Sample correlation (Pearson) between observations indexed by event_axis.

tfp.stats.correlation(
    x,
    y=None,
    sample_axis=0,
    event_axis=-1,
    keepdims=False,
    name=None
)

Defined in python/stats/sample_stats.py.

Given N samples of scalar random variables X and Y, correlation may be estimated as

Corr[X, Y] := Cov[X, Y] / Sqrt(Cov[X, X] * Cov[Y, Y]),
where
Cov[X, Y] := N^{-1} sum_{n=1}^N (X_n - Xbar) Conj{(Y_n - Ybar)}
Xbar := N^{-1} sum_{n=1}^N X_n
Ybar := N^{-1} sum_{n=1}^N Y_n

Correlation is always in the interval [-1, 1], and Corr[X, X] == 1.

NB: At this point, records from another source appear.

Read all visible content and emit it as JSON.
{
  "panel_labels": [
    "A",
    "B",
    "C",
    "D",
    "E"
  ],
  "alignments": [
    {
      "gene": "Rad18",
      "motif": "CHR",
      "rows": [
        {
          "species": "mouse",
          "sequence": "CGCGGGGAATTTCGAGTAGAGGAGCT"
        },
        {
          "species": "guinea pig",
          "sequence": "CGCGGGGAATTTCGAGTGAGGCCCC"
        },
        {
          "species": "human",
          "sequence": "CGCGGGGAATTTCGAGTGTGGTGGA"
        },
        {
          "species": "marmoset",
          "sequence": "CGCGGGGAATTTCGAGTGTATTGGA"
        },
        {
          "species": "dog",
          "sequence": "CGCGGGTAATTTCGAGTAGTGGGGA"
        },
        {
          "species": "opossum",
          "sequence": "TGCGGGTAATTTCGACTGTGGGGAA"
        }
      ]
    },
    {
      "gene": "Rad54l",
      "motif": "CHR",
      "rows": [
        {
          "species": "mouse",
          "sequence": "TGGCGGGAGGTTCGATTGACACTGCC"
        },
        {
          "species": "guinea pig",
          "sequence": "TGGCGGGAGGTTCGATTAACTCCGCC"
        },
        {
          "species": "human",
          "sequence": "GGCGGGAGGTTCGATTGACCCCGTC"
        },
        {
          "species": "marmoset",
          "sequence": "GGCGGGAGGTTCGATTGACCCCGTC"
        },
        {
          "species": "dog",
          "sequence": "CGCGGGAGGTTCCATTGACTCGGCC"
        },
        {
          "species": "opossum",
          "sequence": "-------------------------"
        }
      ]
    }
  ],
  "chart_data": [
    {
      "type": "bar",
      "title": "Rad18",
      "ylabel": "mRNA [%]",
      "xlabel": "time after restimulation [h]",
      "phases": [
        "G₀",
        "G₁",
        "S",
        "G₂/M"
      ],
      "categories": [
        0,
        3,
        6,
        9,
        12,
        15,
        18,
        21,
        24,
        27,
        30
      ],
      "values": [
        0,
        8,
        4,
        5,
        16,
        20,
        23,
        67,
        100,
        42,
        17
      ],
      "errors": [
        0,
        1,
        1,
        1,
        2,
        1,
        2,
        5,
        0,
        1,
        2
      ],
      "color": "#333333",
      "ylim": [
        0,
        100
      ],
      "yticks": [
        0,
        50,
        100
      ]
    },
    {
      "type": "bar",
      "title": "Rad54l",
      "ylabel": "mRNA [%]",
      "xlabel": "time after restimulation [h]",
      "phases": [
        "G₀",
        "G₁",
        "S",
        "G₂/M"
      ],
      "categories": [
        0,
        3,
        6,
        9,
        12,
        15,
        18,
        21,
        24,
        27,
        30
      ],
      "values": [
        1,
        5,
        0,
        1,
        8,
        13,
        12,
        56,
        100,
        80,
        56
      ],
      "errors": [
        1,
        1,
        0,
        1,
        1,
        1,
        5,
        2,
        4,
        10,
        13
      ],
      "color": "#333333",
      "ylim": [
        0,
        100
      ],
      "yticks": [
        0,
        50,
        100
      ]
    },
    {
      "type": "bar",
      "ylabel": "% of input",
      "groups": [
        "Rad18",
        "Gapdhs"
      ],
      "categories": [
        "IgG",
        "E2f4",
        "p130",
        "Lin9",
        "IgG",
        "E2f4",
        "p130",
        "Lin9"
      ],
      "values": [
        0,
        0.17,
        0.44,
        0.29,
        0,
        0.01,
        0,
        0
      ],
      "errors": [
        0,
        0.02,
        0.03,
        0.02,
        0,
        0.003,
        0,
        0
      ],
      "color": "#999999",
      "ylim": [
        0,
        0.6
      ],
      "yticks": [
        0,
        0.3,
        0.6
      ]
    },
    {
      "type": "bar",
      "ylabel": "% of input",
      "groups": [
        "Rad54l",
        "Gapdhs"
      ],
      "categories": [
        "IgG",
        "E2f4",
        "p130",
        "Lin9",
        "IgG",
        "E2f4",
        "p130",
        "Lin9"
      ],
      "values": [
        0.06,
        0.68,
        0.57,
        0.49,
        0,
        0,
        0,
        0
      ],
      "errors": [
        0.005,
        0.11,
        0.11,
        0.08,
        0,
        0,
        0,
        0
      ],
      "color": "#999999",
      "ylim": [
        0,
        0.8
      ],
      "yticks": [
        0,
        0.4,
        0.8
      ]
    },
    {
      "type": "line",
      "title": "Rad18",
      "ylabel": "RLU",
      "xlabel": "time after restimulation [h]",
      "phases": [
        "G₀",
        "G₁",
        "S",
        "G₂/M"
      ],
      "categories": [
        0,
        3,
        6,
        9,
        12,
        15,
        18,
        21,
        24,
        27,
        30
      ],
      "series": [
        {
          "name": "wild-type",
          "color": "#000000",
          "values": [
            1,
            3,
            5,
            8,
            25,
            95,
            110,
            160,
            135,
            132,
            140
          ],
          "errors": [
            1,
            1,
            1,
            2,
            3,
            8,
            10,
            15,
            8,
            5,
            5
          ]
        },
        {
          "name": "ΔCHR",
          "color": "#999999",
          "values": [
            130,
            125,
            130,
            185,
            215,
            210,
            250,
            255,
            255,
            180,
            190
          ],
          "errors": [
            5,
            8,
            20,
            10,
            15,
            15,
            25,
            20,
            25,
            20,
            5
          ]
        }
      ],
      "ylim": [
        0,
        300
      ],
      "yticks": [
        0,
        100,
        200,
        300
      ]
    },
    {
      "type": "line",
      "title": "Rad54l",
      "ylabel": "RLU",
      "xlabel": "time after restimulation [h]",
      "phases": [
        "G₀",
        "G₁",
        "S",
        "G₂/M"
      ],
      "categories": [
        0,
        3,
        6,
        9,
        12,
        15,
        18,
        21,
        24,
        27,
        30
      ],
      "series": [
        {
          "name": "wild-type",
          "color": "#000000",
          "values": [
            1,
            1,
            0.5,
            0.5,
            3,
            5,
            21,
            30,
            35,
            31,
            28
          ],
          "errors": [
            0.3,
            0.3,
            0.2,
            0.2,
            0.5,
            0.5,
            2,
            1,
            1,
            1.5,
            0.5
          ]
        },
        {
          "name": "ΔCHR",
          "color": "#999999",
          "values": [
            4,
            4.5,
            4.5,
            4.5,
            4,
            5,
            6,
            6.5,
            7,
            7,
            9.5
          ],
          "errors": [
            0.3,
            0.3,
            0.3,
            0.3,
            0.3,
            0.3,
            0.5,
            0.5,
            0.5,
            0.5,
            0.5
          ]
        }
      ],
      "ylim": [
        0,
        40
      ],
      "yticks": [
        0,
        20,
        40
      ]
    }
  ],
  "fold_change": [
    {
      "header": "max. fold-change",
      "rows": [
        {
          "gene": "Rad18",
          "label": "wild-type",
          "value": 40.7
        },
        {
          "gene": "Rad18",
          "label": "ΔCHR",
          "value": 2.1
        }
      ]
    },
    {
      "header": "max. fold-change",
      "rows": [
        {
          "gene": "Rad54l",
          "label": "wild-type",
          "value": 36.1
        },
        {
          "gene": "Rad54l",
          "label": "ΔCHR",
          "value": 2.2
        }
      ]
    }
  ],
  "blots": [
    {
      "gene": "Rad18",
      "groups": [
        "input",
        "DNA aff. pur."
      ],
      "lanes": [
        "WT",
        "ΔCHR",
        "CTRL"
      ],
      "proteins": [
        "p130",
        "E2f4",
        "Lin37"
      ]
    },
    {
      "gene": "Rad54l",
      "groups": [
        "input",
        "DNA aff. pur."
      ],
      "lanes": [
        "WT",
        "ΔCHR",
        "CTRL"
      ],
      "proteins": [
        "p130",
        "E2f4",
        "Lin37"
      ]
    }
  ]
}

For vector-variate random variables X = (X1, ..., Xd), Y = (Y1, ..., Yd), one is often interested in the correlation matrix, C_{ij} := Corr[Xi, Yj].

x = tf.random_normal(shape=(100, 2, 3))
y = tf.random_normal(shape=(100, 2, 3))

# corr[i, j] is the sample correlation between x[:, i, j] and y[:, i, j].
corr = tfp.stats.correlation(x, y, sample_axis=0, event_axis=None)

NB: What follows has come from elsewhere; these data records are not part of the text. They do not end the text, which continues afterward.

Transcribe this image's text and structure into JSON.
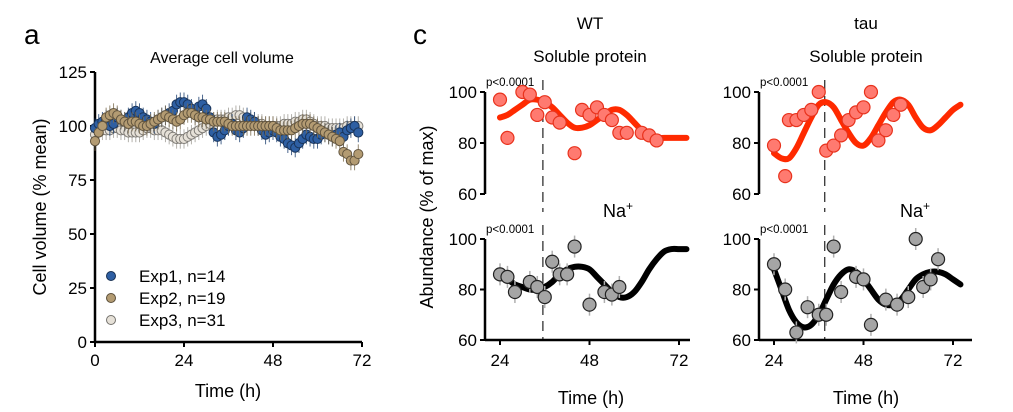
{
  "figure": {
    "panel_labels": [
      "a",
      "c"
    ]
  },
  "chart_data": [
    {
      "panel": "a",
      "type": "scatter",
      "title": "Average cell volume",
      "xlabel": "Time (h)",
      "ylabel": "Cell volume (% mean)",
      "xlim": [
        0,
        72
      ],
      "ylim": [
        0,
        125
      ],
      "xticks": [
        0,
        24,
        48,
        72
      ],
      "yticks": [
        0,
        25,
        50,
        75,
        100,
        125
      ],
      "legend_position": "bottom-left",
      "series": [
        {
          "name": "Exp1, n=14",
          "color": "#2e5fa3",
          "x": [
            0,
            1,
            2,
            3,
            4,
            5,
            6,
            7,
            8,
            9,
            10,
            11,
            12,
            13,
            14,
            15,
            16,
            17,
            18,
            19,
            20,
            21,
            22,
            23,
            24,
            25,
            26,
            27,
            28,
            29,
            30,
            31,
            32,
            33,
            34,
            35,
            36,
            37,
            38,
            39,
            40,
            41,
            42,
            43,
            44,
            45,
            46,
            47,
            48,
            49,
            50,
            51,
            52,
            53,
            54,
            55,
            56,
            57,
            58,
            59,
            60,
            61,
            62,
            63,
            64,
            65,
            66,
            67,
            68,
            69,
            70,
            71
          ],
          "values": [
            99,
            101,
            102,
            103,
            100,
            101,
            104,
            103,
            102,
            104,
            106,
            107,
            106,
            104,
            103,
            102,
            101,
            103,
            104,
            105,
            106,
            107,
            110,
            111,
            111,
            110,
            108,
            106,
            109,
            110,
            108,
            104,
            97,
            95,
            96,
            98,
            100,
            101,
            98,
            97,
            99,
            104,
            103,
            102,
            100,
            98,
            96,
            97,
            98,
            97,
            95,
            94,
            92,
            91,
            90,
            92,
            94,
            96,
            95,
            94,
            94,
            96,
            97,
            96,
            95,
            96,
            97,
            95,
            98,
            99,
            100,
            97
          ]
        },
        {
          "name": "Exp2, n=19",
          "color": "#b39b72",
          "x": [
            0,
            1,
            2,
            3,
            4,
            5,
            6,
            7,
            8,
            9,
            10,
            11,
            12,
            13,
            14,
            15,
            16,
            17,
            18,
            19,
            20,
            21,
            22,
            23,
            24,
            25,
            26,
            27,
            28,
            29,
            30,
            31,
            32,
            33,
            34,
            35,
            36,
            37,
            38,
            39,
            40,
            41,
            42,
            43,
            44,
            45,
            46,
            47,
            48,
            49,
            50,
            51,
            52,
            53,
            54,
            55,
            56,
            57,
            58,
            59,
            60,
            61,
            62,
            63,
            64,
            65,
            66,
            67,
            68,
            69,
            70,
            71
          ],
          "values": [
            93,
            97,
            100,
            104,
            105,
            106,
            105,
            103,
            102,
            101,
            102,
            102,
            101,
            100,
            100,
            101,
            102,
            103,
            104,
            105,
            104,
            103,
            102,
            103,
            105,
            106,
            106,
            105,
            104,
            104,
            103,
            103,
            102,
            102,
            102,
            102,
            101,
            100,
            100,
            100,
            100,
            100,
            100,
            100,
            100,
            100,
            100,
            100,
            100,
            99,
            98,
            98,
            98,
            98,
            99,
            100,
            101,
            101,
            101,
            100,
            99,
            98,
            97,
            96,
            95,
            94,
            93,
            88,
            87,
            84,
            84,
            87
          ]
        },
        {
          "name": "Exp3, n=31",
          "color": "#e6e1d8",
          "x": [
            0,
            1,
            2,
            3,
            4,
            5,
            6,
            7,
            8,
            9,
            10,
            11,
            12,
            13,
            14,
            15,
            16,
            17,
            18,
            19,
            20,
            21,
            22,
            23,
            24,
            25,
            26,
            27,
            28,
            29,
            30,
            31,
            32,
            33,
            34,
            35,
            36,
            37,
            38,
            39,
            40,
            41,
            42,
            43,
            44,
            45,
            46,
            47,
            48,
            49,
            50,
            51,
            52,
            53,
            54,
            55,
            56,
            57,
            58,
            59,
            60,
            61,
            62,
            63,
            64,
            65,
            66,
            67,
            68,
            69,
            70,
            71
          ],
          "values": [
            96,
            97,
            98,
            98,
            98,
            99,
            99,
            98,
            98,
            97,
            97,
            97,
            97,
            98,
            99,
            99,
            98,
            98,
            98,
            97,
            96,
            95,
            94,
            94,
            94,
            95,
            96,
            97,
            98,
            99,
            100,
            101,
            102,
            103,
            103,
            103,
            104,
            104,
            105,
            105,
            104,
            103,
            102,
            102,
            101,
            101,
            100,
            100,
            100,
            100,
            100,
            101,
            101,
            101,
            102,
            102,
            103,
            103,
            102,
            101,
            100,
            100,
            100,
            99,
            99,
            99,
            99,
            99,
            100,
            100,
            100,
            100
          ]
        }
      ]
    },
    {
      "panel": "c",
      "group": "WT",
      "type": "scatter",
      "title": "Soluble protein",
      "p_value_label": "p<0.0001",
      "ylabel": "Abundance (% of max)",
      "xlim": [
        22,
        75
      ],
      "ylim": [
        60,
        100
      ],
      "yticks": [
        60,
        80,
        100
      ],
      "dashed_line_x": 35.5,
      "color": "#ff3b1f",
      "points_x": [
        24,
        26,
        28,
        30,
        32,
        34,
        36,
        38,
        40,
        42,
        44,
        46,
        48,
        50,
        52,
        54,
        56,
        58,
        60,
        62,
        64,
        66,
        68,
        70,
        72
      ],
      "points_y": [
        97,
        82,
        null,
        100,
        99,
        91,
        96,
        90,
        88,
        null,
        76,
        93,
        91,
        94,
        91,
        89,
        84,
        84,
        null,
        84,
        83,
        81,
        null,
        null,
        null
      ],
      "fit_x": [
        24,
        26,
        28,
        30,
        32,
        34,
        36,
        38,
        40,
        42,
        44,
        46,
        48,
        50,
        52,
        54,
        56,
        58,
        60,
        62,
        64,
        66,
        68,
        70,
        72,
        74
      ],
      "fit_y": [
        90,
        91,
        93,
        95,
        97,
        97,
        96,
        94,
        91,
        88,
        86,
        86,
        87,
        89,
        91,
        93,
        93,
        91,
        88,
        85,
        83,
        82,
        82,
        82,
        82,
        82
      ]
    },
    {
      "panel": "c",
      "group": "WT",
      "type": "scatter",
      "title": "Na+",
      "p_value_label": "p<0.0001",
      "xlabel": "Time (h)",
      "xlim": [
        22,
        75
      ],
      "ylim": [
        60,
        100
      ],
      "xticks": [
        24,
        48,
        72
      ],
      "yticks": [
        60,
        80,
        100
      ],
      "dashed_line_x": 35.5,
      "color": "#a0a0a0",
      "points_x": [
        24,
        26,
        28,
        30,
        32,
        34,
        36,
        38,
        40,
        42,
        44,
        46,
        48,
        50,
        52,
        54,
        56,
        58,
        60,
        62,
        64,
        66,
        68,
        70,
        72,
        74
      ],
      "points_y": [
        86,
        85,
        79,
        null,
        83,
        81,
        77,
        91,
        86,
        86,
        97,
        null,
        74,
        null,
        79,
        78,
        81,
        null,
        null,
        null,
        null,
        null,
        null,
        null,
        null,
        null
      ],
      "fit_x": [
        24,
        26,
        28,
        30,
        32,
        34,
        36,
        38,
        40,
        42,
        44,
        46,
        48,
        50,
        52,
        54,
        56,
        58,
        60,
        62,
        64,
        66,
        68,
        70,
        72,
        74
      ],
      "fit_y": [
        85,
        84,
        82,
        81,
        80,
        80,
        81,
        83,
        86,
        88,
        89,
        89,
        88,
        85,
        82,
        79,
        77,
        77,
        79,
        83,
        88,
        92,
        95,
        96,
        96,
        96
      ]
    },
    {
      "panel": "c",
      "group": "tau",
      "type": "scatter",
      "title": "Soluble protein",
      "p_value_label": "p<0.0001",
      "xlim": [
        22,
        75
      ],
      "ylim": [
        60,
        100
      ],
      "yticks": [
        60,
        80,
        100
      ],
      "dashed_line_x": 37.6,
      "color": "#ff3b1f",
      "points_x": [
        24,
        27,
        28,
        30,
        32,
        34,
        36,
        38,
        40,
        42,
        44,
        46,
        48,
        50,
        52,
        54,
        56,
        58,
        60,
        62,
        64,
        66,
        68,
        70,
        72
      ],
      "points_y": [
        79,
        67,
        89,
        89,
        91,
        93,
        100,
        77,
        79,
        83,
        89,
        92,
        94,
        100,
        81,
        85,
        91,
        95,
        null,
        null,
        null,
        null,
        null,
        null,
        null
      ],
      "fit_x": [
        24,
        26,
        28,
        30,
        32,
        34,
        36,
        38,
        40,
        42,
        44,
        46,
        48,
        50,
        52,
        54,
        56,
        58,
        60,
        62,
        64,
        66,
        68,
        70,
        72,
        74
      ],
      "fit_y": [
        76,
        74,
        74,
        78,
        84,
        90,
        95,
        96,
        94,
        89,
        84,
        80,
        79,
        82,
        87,
        92,
        96,
        97,
        95,
        90,
        86,
        85,
        87,
        90,
        93,
        95
      ]
    },
    {
      "panel": "c",
      "group": "tau",
      "type": "scatter",
      "title": "Na+",
      "p_value_label": "p<0.0001",
      "xlabel": "Time (h)",
      "xlim": [
        22,
        75
      ],
      "ylim": [
        60,
        100
      ],
      "xticks": [
        24,
        48,
        72
      ],
      "yticks": [
        60,
        80,
        100
      ],
      "dashed_line_x": 37.6,
      "color": "#a0a0a0",
      "points_x": [
        24,
        27,
        30,
        33,
        36,
        38,
        40,
        42,
        46,
        48,
        50,
        54,
        57,
        60,
        62,
        64,
        66,
        68,
        70,
        72,
        74
      ],
      "points_y": [
        90,
        80,
        63,
        73,
        70,
        70,
        97,
        79,
        85,
        84,
        66,
        76,
        74,
        77,
        100,
        81,
        84,
        92,
        null,
        null,
        null
      ],
      "fit_x": [
        24,
        26,
        28,
        30,
        32,
        34,
        36,
        38,
        40,
        42,
        44,
        46,
        48,
        50,
        52,
        54,
        56,
        58,
        60,
        62,
        64,
        66,
        68,
        70,
        72,
        74
      ],
      "fit_y": [
        88,
        80,
        72,
        67,
        65,
        66,
        70,
        76,
        82,
        86,
        88,
        87,
        84,
        80,
        76,
        74,
        74,
        76,
        80,
        84,
        86,
        87,
        87,
        86,
        84,
        82
      ]
    }
  ],
  "labels": {
    "panel_a_letter": "a",
    "panel_c_letter": "c",
    "group_wt": "WT",
    "group_tau": "tau",
    "soluble_protein": "Soluble protein",
    "na_plus": "Na",
    "na_plus_sup": "+",
    "p_value": "p<0.0001",
    "abundance_label": "Abundance (% of max)",
    "time_label": "Time (h)",
    "cell_volume_label": "Cell volume (% mean)",
    "avg_cell_volume_title": "Average cell volume"
  }
}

# corr_matrix[i, m, n] is the sample correlation of x[:, i, m] and y[:, i, n]
corr_matrix = tfp.stats.correlation(x, y, sample_axis=0, event_axis=-1)

Notice we divide by N (the numpy default), which does not create NaN when N = 1, but is slightly biased.

Args:

  • x: A numeric Tensor holding samples.
  • y: Optional Tensor with same dtype and shape as x. Default value: None (y is effectively set to x).
  • sample_axis: Scalar or vector Tensor designating axis holding samples, or None (meaning all axis hold samples). Default value: 0 (leftmost dimension).
  • event_axis: Scalar or vector Tensor, or None (scalar events). Axis indexing random events, whose correlation we are interested in. If a vector, entries must form a contiguous block of dims. sample_axis and event_axis should not intersect. Default value: -1 (rightmost axis holds events).
  • keepdims: Boolean. Whether to keep the sample axis as singletons.
  • name: Python str name prefixed to Ops created by this function. Default value: None (i.e., 'correlation').

Returns:

  • corr: A Tensor of same dtype as the x, and rank equal to rank(x) - len(sample_axis) + 2 * len(event_axis).

Raises:

  • AssertionError: If x and y are found to have different shape.
  • ValueError: If sample_axis and event_axis are found to overlap.
  • ValueError: If event_axis is found to not be contiguous.